Craps in Deutschland: doppelt rar
Nun zur nüchternen deutschen Realität, und die ist bei Craps besonders knapp. Online gilt dieselbe Rechtslage wie für alle Tischspiele: Die bundesweite Erlaubnis der Gemeinsamen Glücksspielbehörde der Länder (GGL) umfasst virtuelle Automatenspiele, Online-Poker und Sportwetten, Craps gehört nicht dazu. Online-Craps für deutsche Kunden ist von keiner bundesweiten Erlaubnis gedeckt; Anbieter, die es dennoch freischalten, dokumentieren wir auf der Warnliste.

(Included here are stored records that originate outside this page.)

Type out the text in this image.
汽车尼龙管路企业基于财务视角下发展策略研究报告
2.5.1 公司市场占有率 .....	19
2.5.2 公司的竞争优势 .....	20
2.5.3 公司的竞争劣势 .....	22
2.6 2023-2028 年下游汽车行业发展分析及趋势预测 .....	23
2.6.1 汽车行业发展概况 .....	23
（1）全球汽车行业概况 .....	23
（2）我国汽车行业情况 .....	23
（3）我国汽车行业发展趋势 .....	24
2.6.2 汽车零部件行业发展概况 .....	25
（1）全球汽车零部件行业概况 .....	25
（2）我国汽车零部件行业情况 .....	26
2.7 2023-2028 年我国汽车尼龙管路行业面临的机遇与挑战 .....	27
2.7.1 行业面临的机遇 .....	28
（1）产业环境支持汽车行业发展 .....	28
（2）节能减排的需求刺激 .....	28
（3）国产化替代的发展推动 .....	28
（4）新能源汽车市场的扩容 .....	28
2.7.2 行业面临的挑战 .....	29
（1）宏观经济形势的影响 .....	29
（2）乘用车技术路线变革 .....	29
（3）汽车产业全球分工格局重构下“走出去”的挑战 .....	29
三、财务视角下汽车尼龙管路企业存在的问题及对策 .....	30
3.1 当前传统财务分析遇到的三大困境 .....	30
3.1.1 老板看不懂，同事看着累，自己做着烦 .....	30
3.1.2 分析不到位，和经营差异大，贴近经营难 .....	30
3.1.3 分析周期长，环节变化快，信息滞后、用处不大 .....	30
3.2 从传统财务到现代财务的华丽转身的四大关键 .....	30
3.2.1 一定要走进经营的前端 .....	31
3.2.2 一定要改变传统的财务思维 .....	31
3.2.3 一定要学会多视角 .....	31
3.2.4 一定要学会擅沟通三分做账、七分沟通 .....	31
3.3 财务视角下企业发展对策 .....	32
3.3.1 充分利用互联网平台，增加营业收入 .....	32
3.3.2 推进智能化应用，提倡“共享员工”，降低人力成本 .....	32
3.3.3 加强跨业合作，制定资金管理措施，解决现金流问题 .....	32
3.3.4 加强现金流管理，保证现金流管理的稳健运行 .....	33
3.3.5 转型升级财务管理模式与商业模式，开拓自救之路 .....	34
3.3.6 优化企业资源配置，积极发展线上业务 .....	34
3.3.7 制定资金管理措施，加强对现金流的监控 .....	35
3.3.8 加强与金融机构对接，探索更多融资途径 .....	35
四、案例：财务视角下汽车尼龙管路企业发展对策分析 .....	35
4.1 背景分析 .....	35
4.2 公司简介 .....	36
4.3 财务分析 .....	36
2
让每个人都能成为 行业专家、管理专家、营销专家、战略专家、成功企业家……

Und auch offline ist Craps hierzulande eine Randerscheinung. Das Spiel ist eine amerikanische Institution, die in Europa nie dieselbe Dichte erreicht hat: Ein Craps-Tisch braucht viel Platz, mehrere gleichzeitig geschulte Croupiers und ein Publikum, das das Spiel kennt, eine Kombination, die sich für die meisten deutschen Häuser nicht rechnet. Nur einzelne größere Spielbanken führen überhaupt einen Craps-Tisch, teils beschränkt auf bestimmte Tage oder Veranstaltungen, während Roulette und Blackjack praktisch überall zum klassischen Spiel gehören. Wer gezielt Craps spielen will, sollte vor der Anfahrt beim jeweiligen Haus nachfragen; einen Überblick über die Landschaft gibt der Beitrag zu den Spielbanken in Deutschland. Die verlässlichste Gelegenheit bleibt die Reise in Casinoländer mit amerikanischer Prägung, allen voran Las Vegas.
Fazit
Craps bestraft den ersten Eindruck: Hinter dem lautesten und kompliziertesten Tisch des Casinos steckt ein Zwei-Phasen-Spiel, dessen Grundwette mit 1,41 Prozent Hausvorteil zu den fairsten des Hauses zählt und dessen Odds-Wette als einzige im Casino gar keinen Hausvorteil trägt. Die Regel für den Einstieg passt auf einen Bierdeckel: Pass Line setzen, Odds dahinter, Tischmitte ignorieren. Nur spielen lässt sich das in Deutschland kaum, online fehlt die Rechtsgrundlage, und am Spielbank-Tisch ist Craps die Ausnahme, nicht die Regel.